Cette étrange apparition devait naturellement le tirer de sa rêverie. Il se leva avec curiosité, et, de sa place, il regarda, du côté d’en bas, s’il ne verrait point ces personnes reparaître. Il était sur le point de descendre et de saluer ces singuliers voyageurs, quand Félix monta et lui dit :

« Père, ne puis-je accompagner ces enfants chez eux ? Ils veulent m’emmener. Il te faut venir aussi : le monsieur me l’a dit. Viens, ils nous attendent là-bas.

— Je vais leur parler, » répondit Wilhelm.

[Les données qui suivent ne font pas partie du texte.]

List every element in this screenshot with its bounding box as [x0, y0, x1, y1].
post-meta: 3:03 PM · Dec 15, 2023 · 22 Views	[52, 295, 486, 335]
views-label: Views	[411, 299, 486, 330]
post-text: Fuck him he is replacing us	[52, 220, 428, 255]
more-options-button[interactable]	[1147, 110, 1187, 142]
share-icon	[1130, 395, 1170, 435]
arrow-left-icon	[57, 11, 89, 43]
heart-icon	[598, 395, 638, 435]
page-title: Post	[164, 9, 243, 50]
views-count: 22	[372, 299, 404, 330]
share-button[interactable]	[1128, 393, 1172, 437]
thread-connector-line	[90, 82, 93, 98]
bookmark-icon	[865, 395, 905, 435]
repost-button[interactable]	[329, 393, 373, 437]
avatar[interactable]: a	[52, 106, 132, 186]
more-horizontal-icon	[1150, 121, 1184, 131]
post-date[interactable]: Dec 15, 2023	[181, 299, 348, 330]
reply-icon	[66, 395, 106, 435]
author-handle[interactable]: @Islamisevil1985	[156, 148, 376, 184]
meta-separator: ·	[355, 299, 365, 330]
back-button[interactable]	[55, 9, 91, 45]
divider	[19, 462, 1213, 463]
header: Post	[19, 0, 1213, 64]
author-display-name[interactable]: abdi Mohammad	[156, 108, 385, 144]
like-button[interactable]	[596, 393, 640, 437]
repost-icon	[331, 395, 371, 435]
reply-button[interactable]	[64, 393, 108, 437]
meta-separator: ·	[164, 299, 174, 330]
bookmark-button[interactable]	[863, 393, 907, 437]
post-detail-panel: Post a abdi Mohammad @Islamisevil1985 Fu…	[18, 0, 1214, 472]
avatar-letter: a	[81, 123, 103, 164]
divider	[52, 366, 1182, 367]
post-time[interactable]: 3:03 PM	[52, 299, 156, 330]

Il les trouva à une place où le sentier était moins rapide, et ses yeux purent se repaître de ces merveilleuses figures, qui avaient si fort captivé son attention. Ce fut alors seulement qu’il put remarquer divers détails. Le jeune homme avait, sur ses robustes épaules, une hache et une longue équerre de fer flexible. Les enfants portaient de grands paquets de roseaux, qui avaient l’apparence de palmes, et si, de ce côté, ils ressemblaient aux anges, de l’autre, chargés, comme ils l’étaient aussi, de petits paniers pleins de provisions, ils ressemblaient aux messagers qui passent et repassent journellement la montagne. En observant la mère de plus près, Wilhelm vit qu’elle portait, sous le manteau bleu, une robe d’un rose délicat, en sorte que notre ami trouvait là réellement devant ses yeux la fuite en Égypte, qu’il avait vue tant de fois en tableau.